189208 Developing a New Interdisciplinary Paradigm: Epidemiological Criminology at the Crossroad

Monday, October 27, 2008: 12:35 PM

Timothy A. Akers, MS, PhD , School of Community Health and Policy, Morgan State University, Baltimore, MD
The sciences of epidemiology and public health and the sciences of criminology and criminal justice have long overlapped in their relationship to one another. While behavioral and biomedical scientists have studied aberrant behavior and its root causes, the processes in investigating a crime, and the many psychological, social, environmental, and ecological factors that contribute to deviant behavior or its antecedents—there continues to exist fragmented theories that directly skirt this scientific overlap between epidemiology/public health and criminology/criminal justice. Public health, as a discipline, has evolved its lexicon of terminology to include “violence epidemiology”, “forensic epidemiology”, and “Injury Epidemiology”, among others. However, to date, this fragmentation has left epidemiologists and criminologists, from varying theoretical perspectives, vying for a coherent framework in which both sciences can eventually emerge to create a viable paradigm in which scientists, practitioners, educators, and students can advance new bodies of research in a scientific field such as “Epidemiological Criminology”. This panel will serve as the first scientific forum to raise the “Epidemiological Criminology” paradigm as an umbrella theory that incorporates the many contextual and empirical methods, models, and techniques used across various disciplines. Such disciplines may include psychology, sociology, social work, nursing, medicine, forensics, information sciences generally and informatics specifically, environmentalism, epidemiology, and criminology, among many others. It is through a coherent paradigm when the scientific community will better understand such issues as human rights, intentional injury, mental health, violence, substance abuse, recidivism, and (bio)terrorism, among others.

Learning Objectives:
1. To increase the knowledge of participants around interdisciplinary methods, models, theories, and statistics used in the behavioral and biomedical sciences of epidemiology and criminology. 2. To increase the knowledge of participants to better understand the value of a mixed methods approach to contextual theories while also including empirical theories of aberrant behavior across epidemiological and criminological paradigms.
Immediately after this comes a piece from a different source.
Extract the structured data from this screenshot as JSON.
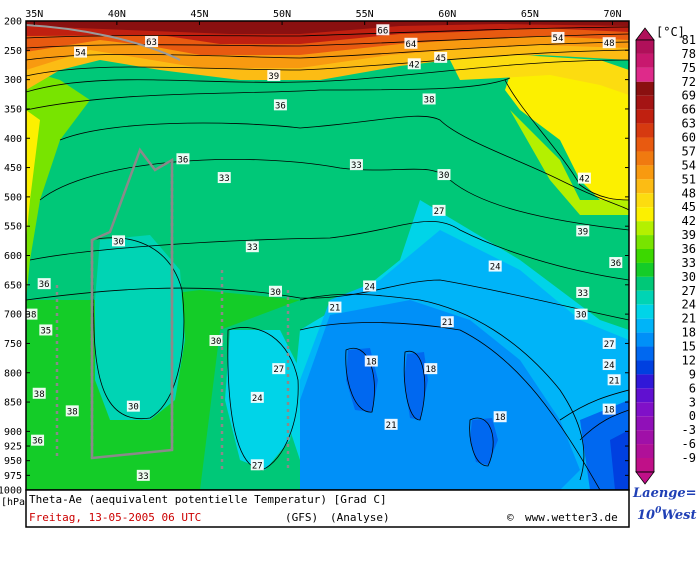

Presenting author's disclosure statement:

Qualified on the content I am responsible for because: For the past 27 years, I have been either an educator and/or practitioner in both public health and the criminal justice system. For many years, while in academia, local government, and the federal government, I have organized national panels around similar topics. Moreover, I have supervised national conferences and meetings while in academia and while serving as a Senior Behavioral Scientist for the U.S. Centers for Disease Control and Prevention (CDC), Atlanta, Georgia.
Any relevant financial relationships? No

I agree to comply with the American Public Health Association Conflict of Interest and Commercial Support Guidelines, and to disclose to the participants any off-label or experimental uses of a commercial product or service discussed in my presentation.